You're right, the unmeasured wealth of a cleaner environment is huge. Allow me a single example. Here in Kansas City, the Kansas River flows into the Missouri River draining a huge watershed. For nearly 100 years the slaughter houses of the "East Bottoms" in KSMO discharged with no treatment into the two rivers. KCMO and KCK had no treatment of municipal waste. The Missouri river was foul and had fish kills.

In the 70s and 80s treatment was brought online. I came on board in '88 and have contributed to the rest of the work. Last fall we celebrated the 50th anniversary of the Clean Water Act at Kaw Point, where the two rivers meet. Now a park. We showed a picture of the site from the Nov. 1971 issue of National Geographic. Yep, that is blood, floating fat, and a cow carcass.

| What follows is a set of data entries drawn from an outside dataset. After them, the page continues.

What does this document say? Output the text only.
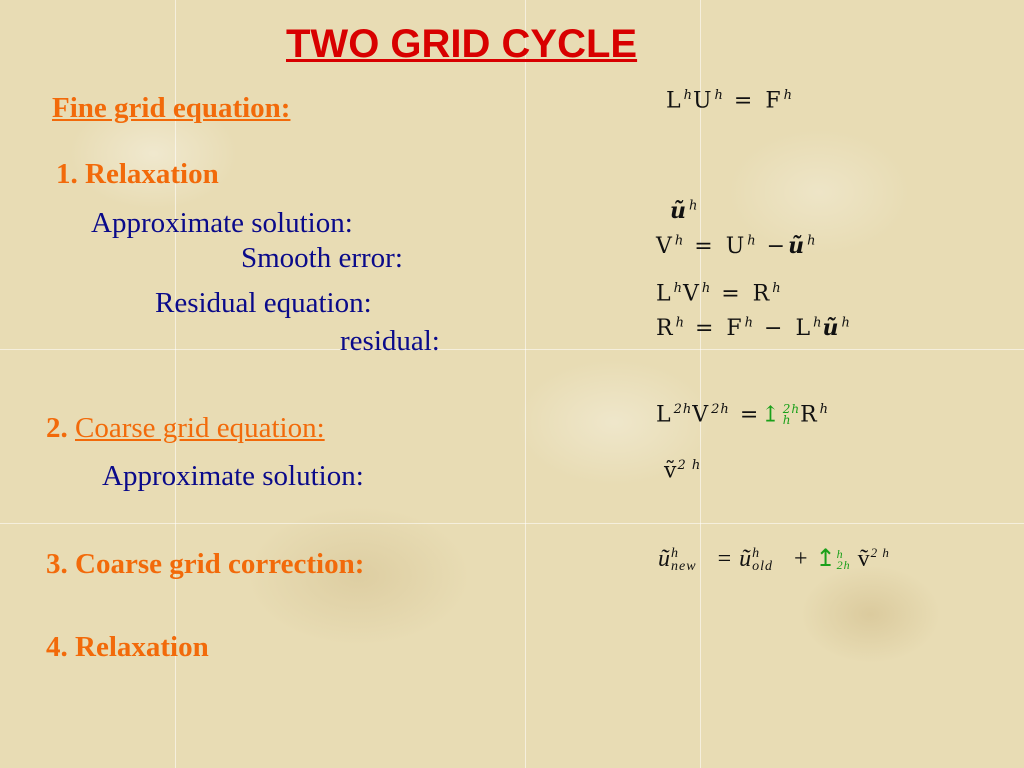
TWO GRID CYCLE
Fine grid equation:
1. Relaxation
Approximate solution:
Smooth error:
Residual equation:
residual:
2. Coarse grid equation:
Approximate solution:
3. Coarse grid correction:
4. Relaxation
$L^hU^h = F^h$
$ũ^h$
$V^h = U^h$ $-ũ^h$
$L^hV^h = R^h$
$R^h = F^h$ − $L^hũ^h$
$L^{2h}V^{2h}$ =↥2h
h $R^h$
ṽ$^{2 h}$
ũh
new   = ũh
old   + ↥h
2h ṽ$^{2 h}$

For the past 15 years I have worked in a 340 mile kayak race (MR340) that starts at the point. We are up to 450 boats now and thousands participate. KCMO is now building apartments and a huge women's soccer stadium on the riverfront. None of that would have been considered before."


Thank you, J.D. for the striking example. Somehow I doubt there would hundreds of kayakers and spectators anxious to participate in the Dead Carcass and Putrid Offal Regatta, nor many buyers for the Stench of Offal Condominiums.

What's more valuable in the long run? Putrid offal in the river to boost private "profits" by offloading costs onto the public commons, or a clean river? In the long run, the clean river is more valuable by any measure.